Essex Landscape Mysteries (ELM) was a short-lived magazine published in 1981-2. Edited and produced by Jim Kimmis – in association with Glen Mead and Jim’s then-partner Helen – ELM was very much a product of its time and circumstances, typed and drawn on stencils. A copy would set you back a measly 35 pence. ELM ran for five issues, with an additional final ‘half’ issue for subscribers and exchange magazines, comprising those articles, letters and reviews outstanding when Jim called time on the project. There was also one ‘occasional paper’, Jim’s Essex Church Dedications.
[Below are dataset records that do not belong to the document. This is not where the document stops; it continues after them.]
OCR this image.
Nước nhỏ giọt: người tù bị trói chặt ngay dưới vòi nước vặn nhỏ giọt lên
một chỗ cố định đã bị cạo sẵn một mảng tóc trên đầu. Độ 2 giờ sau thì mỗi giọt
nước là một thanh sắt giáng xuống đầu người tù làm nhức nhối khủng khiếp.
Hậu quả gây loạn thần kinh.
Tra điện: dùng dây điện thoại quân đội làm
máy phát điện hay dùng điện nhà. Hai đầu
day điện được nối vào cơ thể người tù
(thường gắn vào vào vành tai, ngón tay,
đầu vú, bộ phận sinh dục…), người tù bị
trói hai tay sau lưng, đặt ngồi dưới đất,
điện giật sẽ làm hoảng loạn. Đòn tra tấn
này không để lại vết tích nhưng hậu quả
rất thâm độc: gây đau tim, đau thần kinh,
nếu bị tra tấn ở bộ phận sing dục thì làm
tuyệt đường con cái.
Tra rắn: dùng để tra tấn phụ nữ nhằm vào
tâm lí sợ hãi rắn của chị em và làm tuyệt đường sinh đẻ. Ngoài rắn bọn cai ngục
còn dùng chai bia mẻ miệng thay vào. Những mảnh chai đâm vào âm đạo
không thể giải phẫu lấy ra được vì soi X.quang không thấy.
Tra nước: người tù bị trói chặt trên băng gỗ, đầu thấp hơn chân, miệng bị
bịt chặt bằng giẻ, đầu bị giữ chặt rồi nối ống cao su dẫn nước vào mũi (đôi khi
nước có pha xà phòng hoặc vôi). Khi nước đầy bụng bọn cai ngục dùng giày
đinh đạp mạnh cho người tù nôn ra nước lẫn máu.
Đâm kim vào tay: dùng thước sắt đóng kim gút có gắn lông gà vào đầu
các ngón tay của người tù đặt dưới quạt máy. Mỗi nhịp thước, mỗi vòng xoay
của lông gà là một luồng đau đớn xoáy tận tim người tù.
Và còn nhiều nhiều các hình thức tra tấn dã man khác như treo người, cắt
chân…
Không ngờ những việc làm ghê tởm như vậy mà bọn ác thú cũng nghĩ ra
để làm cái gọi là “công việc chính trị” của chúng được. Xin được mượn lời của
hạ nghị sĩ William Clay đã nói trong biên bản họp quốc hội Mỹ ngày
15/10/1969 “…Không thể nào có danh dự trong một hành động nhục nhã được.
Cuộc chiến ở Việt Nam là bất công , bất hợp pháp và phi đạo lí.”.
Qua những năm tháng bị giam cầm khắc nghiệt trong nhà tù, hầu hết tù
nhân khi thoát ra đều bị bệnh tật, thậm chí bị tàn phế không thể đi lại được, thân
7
In its short life ELM covered aspects of Essex ‘earth mysteries’, archaeology, witchcraft, ghosts, and phantom black dogs, obscure history, folklore, and even UFOs; plus news, reviews, readers’ letters, and the odd poem. Contributors included Andrew Collins, Michael Howard, Nigel Pennick and Jeff Saward. If nothing else, ELM drove home what Essex natives have always known – that the county is much more than its popular image as a realm of cartoon blondes, ducking-and-diving wide boys with sawn-off shotguns, and right-wing xenophobes. With a human history going back to the Palaeolithic and encompassing Britons, Romans, Saxons, Normans and others, Essex has folklore and Forteana to spare. It’s more Detectorists than TOWIE, more Essex Serpent than Essex Boys. While ELM did not exist long enough or have the resources to do anything more than scratch the surface of Essex historical oddities, weird lore and antiquarian curios, it made a decent start.
The Ongar Zodiac by Jim Kimmis was not part of the ELM project but is included to expand the Essex theme. It was published as Occasional Paper 9 by the Institute of Geomantic Research in 1977.